The problem asks us to format a given integer n using a “Thousand Separator.” Specifically, you have to insert a period separator every three digits from right to left. Additionally, you don’t need to add extra leading zeroes before the first group of three digits.

### Examples:

1. Input: n = 987 Output: "987"
2. Input: n = 1234 Output: "1.234"
3. Input: n = 123456789 Output: "123.456.789"

## Brute-Force Approach: String Manipulation

### Algorithm:

1. Convert the integer to its string representation.
2. Reverse the string.
3. Insert a period after every third digit.
4. Reverse the string back to the original order.

Here’s the Python code for the brute-force approach:

def thousandSeparator(n):
n_str = str(n)[::-1]
res = []
for i, digit in enumerate(n_str):
if i % 3 == 0 and i != 0:
res.append('.')
res.append(digit)
return ''.join(res)[::-1]

### Time Complexity:

The time complexity is O(d), where d is the number of digits in n.

### Space Complexity:

The space complexity is O(d) as well, due to the extra string that we create for storing the result.

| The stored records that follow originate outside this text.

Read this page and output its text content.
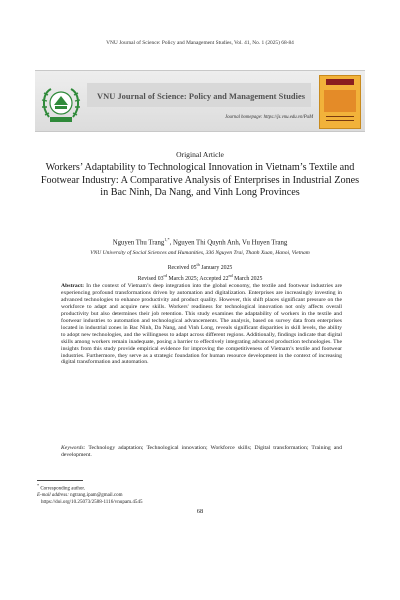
VNU Journal of Science: Policy and Management Studies, Vol. 41, No. 1 (2025) 68-84
VNU Journal of Science: Policy and Management Studies
Journal homepage: https://js.vnu.edu.vn/PaM
Original Article
Workers’ Adaptability to Technological Innovation in Vietnam’s Textile and Footwear Industry: A Comparative Analysis of Enterprises in Industrial Zones in Bac Ninh, Da Nang, and Vinh Long Provinces
Nguyen Thu Trang$^{1,*}$, Nguyen Thi Quynh Anh, Vu Huyen Trang
VNU University of Social Sciences and Humanities, 336 Nguyen Trai, Thanh Xuan, Hanoi, Vietnam
Received 05th January 2025
Revised 03rd March 2025; Accepted 22nd March 2025

Abstract: In the context of Vietnam’s deep integration into the global economy, the textile and footwear industries are experiencing profound transformations driven by automation and digitalization. Enterprises are increasingly investing in advanced technologies to enhance productivity and product quality. However, this shift places significant pressure on the workforce to adapt and acquire new skills. Workers' readiness for technological innovation not only affects overall productivity but also determines their job retention. This study examines the adaptability of workers in the textile and footwear industries to automation and technological advancements. The analysis, based on survey data from enterprises located in industrial zones in Bac Ninh, Da Nang, and Vinh Long, reveals significant disparities in skill levels, the ability to adopt new technologies, and the willingness to adapt across different regions. Additionally, findings indicate that digital skills among workers remain inadequate, posing a barrier to effectively integrating advanced production technologies. The insights from this study provide empirical evidence for improving the competitiveness of Vietnam’s textile and footwear industries. Furthermore, they serve as a strategic foundation for human resource development in the context of increasing digital transformation and automation.

Keywords: Technology adaptation; Technological innovation; Workforce skills; Digital transformation; Training and development.

* Corresponding author.
E-mail address: ngtrang.ipam@gmail.com
https://doi.org/10.25073/2588-1116/vnupam.4545
68
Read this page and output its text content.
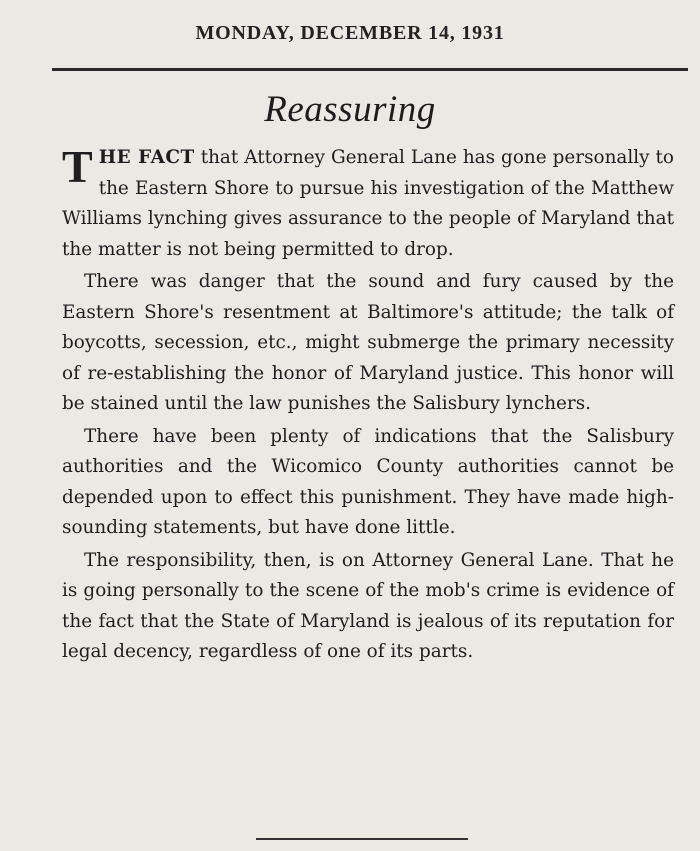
MONDAY, DECEMBER 14, 1931
Reassuring

THE FACT that Attorney General Lane has gone personally to the Eastern Shore to pursue his investigation of the Matthew Williams lynching gives assurance to the people of Maryland that the matter is not being permitted to drop.

There was danger that the sound and fury caused by the Eastern Shore's resentment at Baltimore's attitude; the talk of boycotts, secession, etc., might submerge the primary necessity of re-establishing the honor of Maryland justice. This honor will be stained until the law punishes the Salisbury lynchers.

There have been plenty of indications that the Salisbury authorities and the Wicomico County authorities cannot be depended upon to effect this punishment. They have made high-sounding statements, but have done little.

The responsibility, then, is on Attorney General Lane. That he is going personally to the scene of the mob's crime is evidence of the fact that the State of Maryland is jealous of its reputation for legal decency, regardless of one of its parts.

## Optimized Approach: Mathematical Manipulation

### Algorithm:

1. Start with an empty result string and a counter set to zero.
2. While the number is not zero, do the following:
• Take the remainder of the number when divided by 10 and append it to the result string.
• Increment the counter.
• If the counter is 3, append a period to the result string and reset the counter to zero.
• Divide the number by 10.

Here’s the Python code for the optimized approach:

def thousandSeparator(n):
if n == 0:
return "0"

res = []
count = 0
while n:
n, remainder = divmod(n, 10)
res.append(str(remainder))
count += 1
if count == 3 and n:
res.append('.')
count = 0
return ''.join(res[::-1])

### Time Complexity:

The time complexity remains O(d), where d is the number of digits in n.

### Space Complexity:

The space complexity is also O(d) due to the extra space used for the result string.

## Conclusion

The “Thousand Separator” problem serves as an excellent example to illustrate the difference between solving a problem and solving it efficiently. While both the brute-force and optimized methods have the same time and space complexity, the optimized approach is preferable because it doesn’t require reversing the string twice. This can make a noticeable impact in terms of execution speed.